Veron is disappointed that the government doesn’t appear to be looking after local manufacturing and workers as best it could. Over the last 10 years we have seen a massive decline in local manufacturing, from the clothing sector right up to the local automotive manufacturers.
“I think the government needs to look at the global picture not just a three-year plan they all seem to have,” said Veron. “We need a long-term plan. I know everybody is anti-Trump but the one thing I do like is that he is trying to manufacture locally and employ more local people. Effectively creating local opportunities”
Ebzery doesn’t like being a pessimist. He comes across as passionate and enthusiastic about his chosen profession, but he and the IICA can’t do it on their own.
“The only way I can see for things to get better is to get people talking about it,” he said. “There is a big blank. People are not prepared to put themselves out. Peter and I think that this is a bigger problem than just a lack of apprentices.
“We’re going to run out of smart people to do the job. It’s a real problem. As teachers of the trade we know how long it takes. Some people talk about private institutes – even putting together a 10-week certificate program. You can’t learn about instrumentation in ten weeks. It takes two years.”
Like any profession, the length of time it takes to learn a trade is just one aspect that needs considering. Changes within the industry itself is also an issue.

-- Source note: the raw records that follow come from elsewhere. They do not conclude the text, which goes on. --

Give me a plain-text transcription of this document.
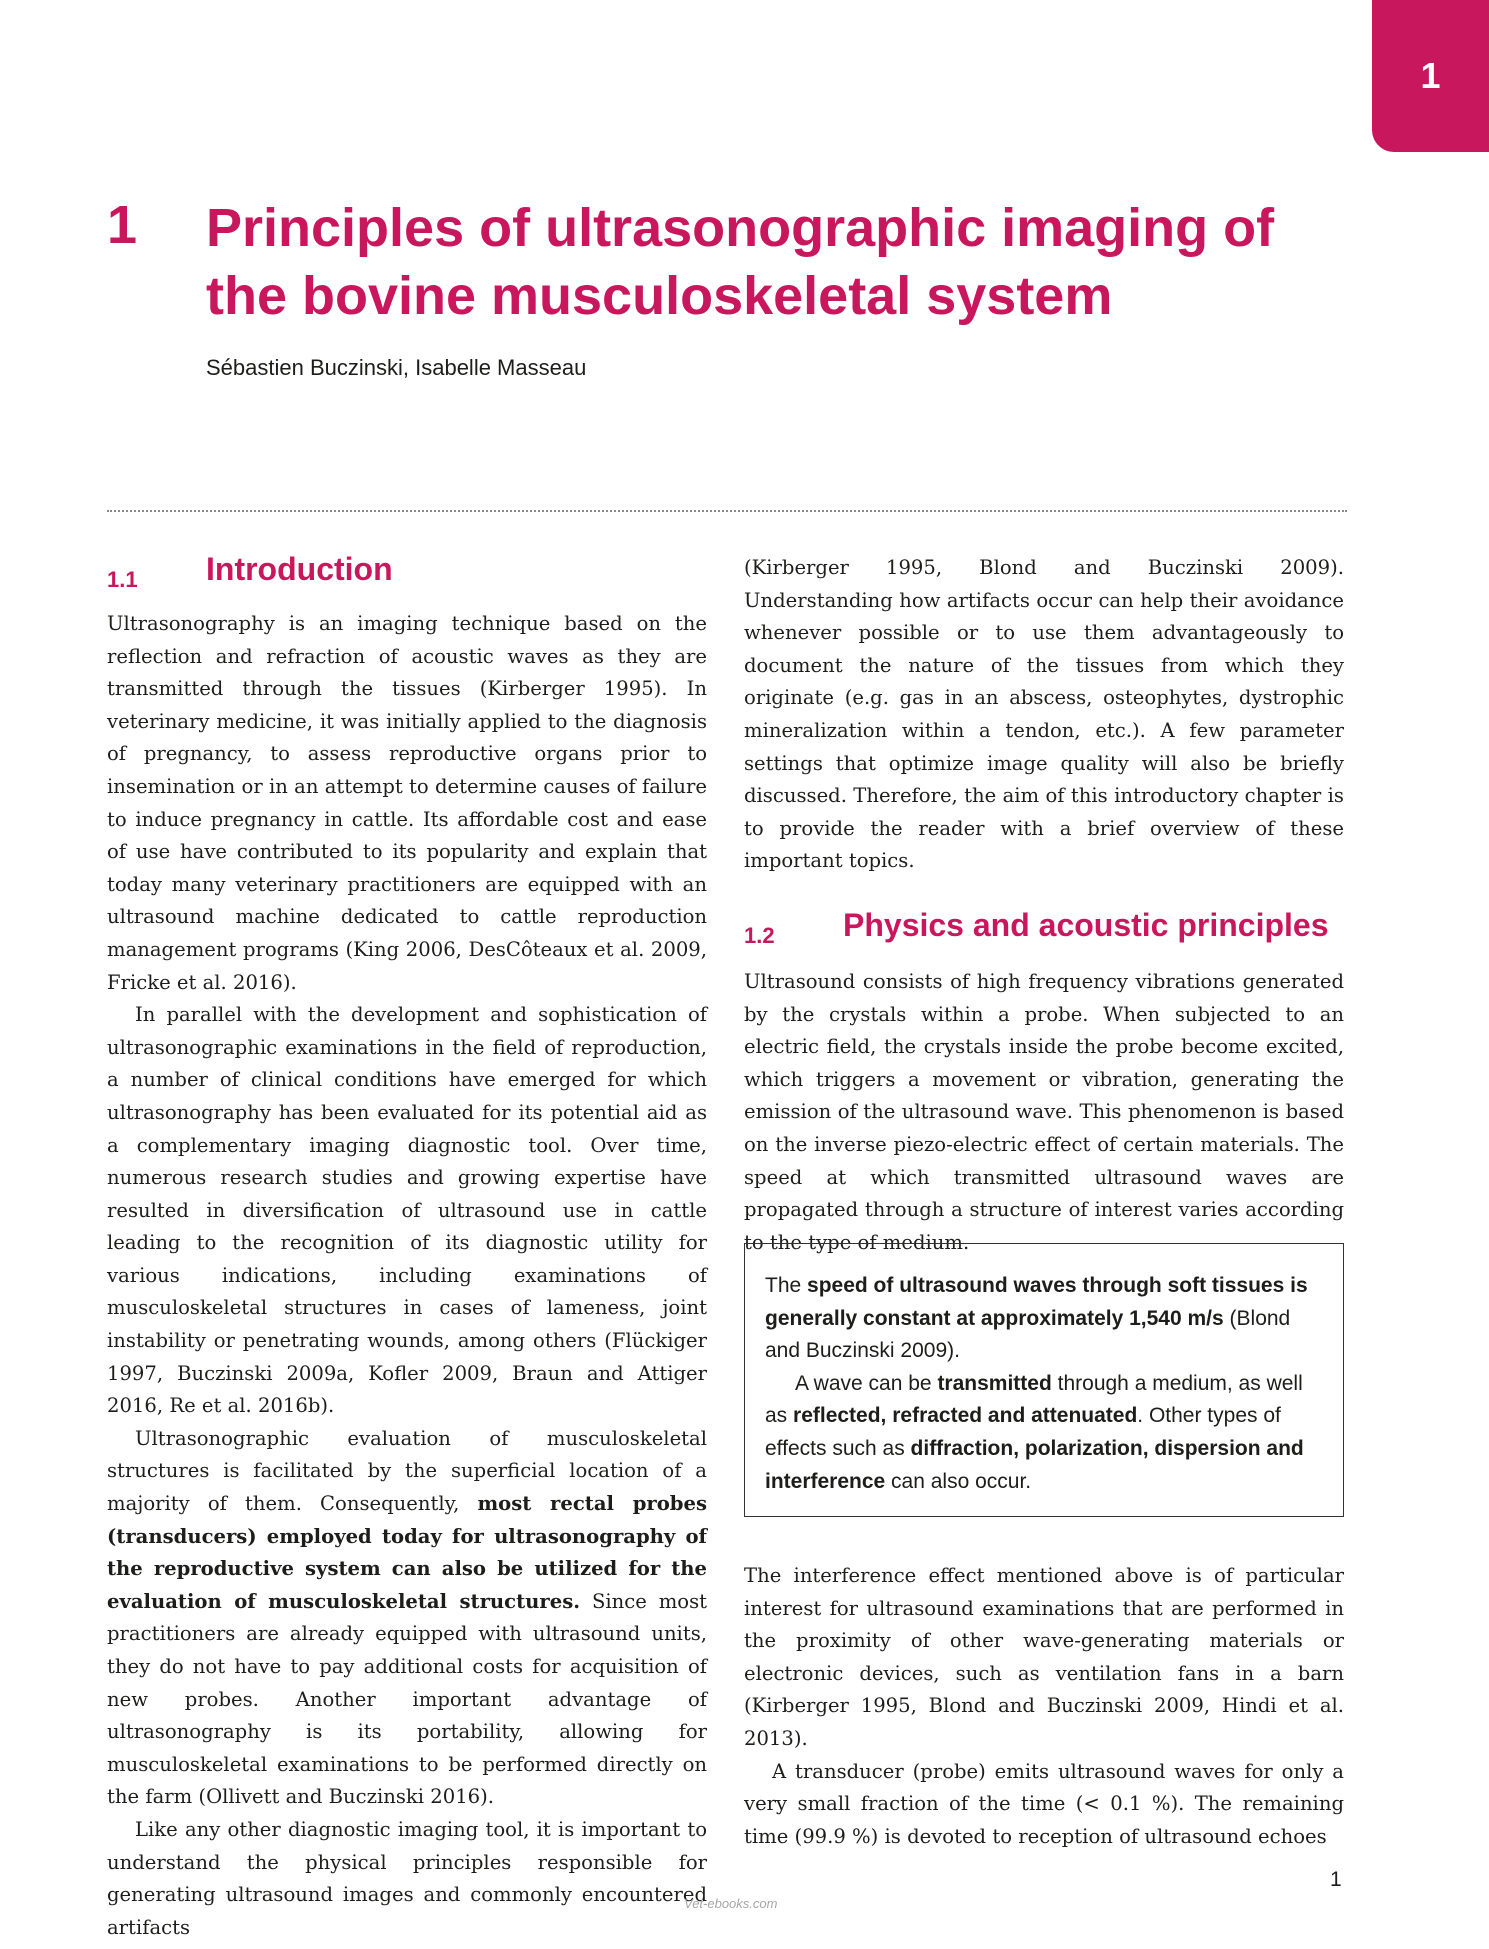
1
1 Principles of ultrasonographic imaging of the bovine musculoskeletal system
Sébastien Buczinski, Isabelle Masseau
1.1 Introduction

Ultrasonography is an imaging technique based on the reflection and refraction of acoustic waves as they are transmitted through the tissues (Kirberger 1995). In veterinary medicine, it was initially applied to the diagnosis of pregnancy, to assess reproductive organs prior to insemination or in an attempt to determine causes of failure to induce pregnancy in cattle. Its affordable cost and ease of use have contributed to its popularity and explain that today many veterinary practitioners are equipped with an ultrasound machine dedicated to cattle reproduction management programs (King 2006, DesCôteaux et al. 2009, Fricke et al. 2016).

In parallel with the development and sophistication of ultrasonographic examinations in the field of reproduction, a number of clinical conditions have emerged for which ultrasonography has been evaluated for its potential aid as a complementary imaging diagnostic tool. Over time, numerous research studies and growing expertise have resulted in diversification of ultrasound use in cattle leading to the recognition of its diagnostic utility for various indications, including examinations of musculoskeletal structures in cases of lameness, joint instability or penetrating wounds, among others (Flückiger 1997, Buczinski 2009a, Kofler 2009, Braun and Attiger 2016, Re et al. 2016b).

Ultrasonographic evaluation of musculoskeletal structures is facilitated by the superficial location of a majority of them. Consequently, most rectal probes (transducers) employed today for ultrasonography of the reproductive system can also be utilized for the evaluation of musculoskeletal structures. Since most practitioners are already equipped with ultrasound units, they do not have to pay additional costs for acquisition of new probes. Another important advantage of ultrasonography is its portability, allowing for musculoskeletal examinations to be performed directly on the farm (Ollivett and Buczinski 2016).

Like any other diagnostic imaging tool, it is important to understand the physical principles responsible for generating ultrasound images and commonly encountered artifacts

(Kirberger 1995, Blond and Buczinski 2009). Understanding how artifacts occur can help their avoidance whenever possible or to use them advantageously to document the nature of the tissues from which they originate (e.g. gas in an abscess, osteophytes, dystrophic mineralization within a tendon, etc.). A few parameter settings that optimize image quality will also be briefly discussed. Therefore, the aim of this introductory chapter is to provide the reader with a brief overview of these important topics.

1.2 Physics and acoustic principles

Ultrasound consists of high frequency vibrations generated by the crystals within a probe. When subjected to an electric field, the crystals inside the probe become excited, which triggers a movement or vibration, generating the emission of the ultrasound wave. This phenomenon is based on the inverse piezo-electric effect of certain materials. The speed at which transmitted ultrasound waves are propagated through a structure of interest varies according to the type of medium.

The speed of ultrasound waves through soft tissues is generally constant at approximately 1,540 m/s (Blond and Buczinski 2009).

A wave can be transmitted through a medium, as well as reflected, refracted and attenuated. Other types of effects such as diffraction, polarization, dispersion and interference can also occur.

The interference effect mentioned above is of particular interest for ultrasound examinations that are performed in the proximity of other wave-generating materials or electronic devices, such as ventilation fans in a barn (Kirberger 1995, Blond and Buczinski 2009, Hindi et al. 2013).

A transducer (probe) emits ultrasound waves for only a very small fraction of the time (< 0.1 %). The remaining time (99.9 %) is devoted to reception of ultrasound echoes

1
Vet-ebooks.com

“The biggest role change is that instrumentation specialists need to know how to run diagnostics,” said Ebzery. “They need to know what the instrument is telling them. Also, microprocessors are being made so much better. At one time we were looking at parts per million, now its parts per billion. You need the smarts to tell you what is happening.”
Ebzery believes that if the coming shortage is addressed, it is a win-win-win situation for the person being trained, employers and Australia.
“If you want to cook a frog you have to start slow,” said Ebzery. “Hitting people with a $13,000 bill up front is not the way to do it. I reckon I could sell it for about $6,000 if we get industry on board. If you’re a young person coming into the industry having spent $13,000 there is no clear cut place you can go. You can’t go to Shell or Caltex or any of the other big companies so you’re stuck. But people want them. They want them in the mines, they want them in the north west shelf. But it’s very difficult.
“How much is it going to cost? At the end of the day he or she earns money. They pay taxes. In real terms, training the next generation of apprentices is the best national asset you can have. It might cost us $6,000 or $8,000 for an apprentice but that could literally be paid back in the first five years of employment. A trade is very valuable for the country. But if the companies don’t talk about it, and the politicians don’t talk about it, then our children and grandchildren will have nothing.”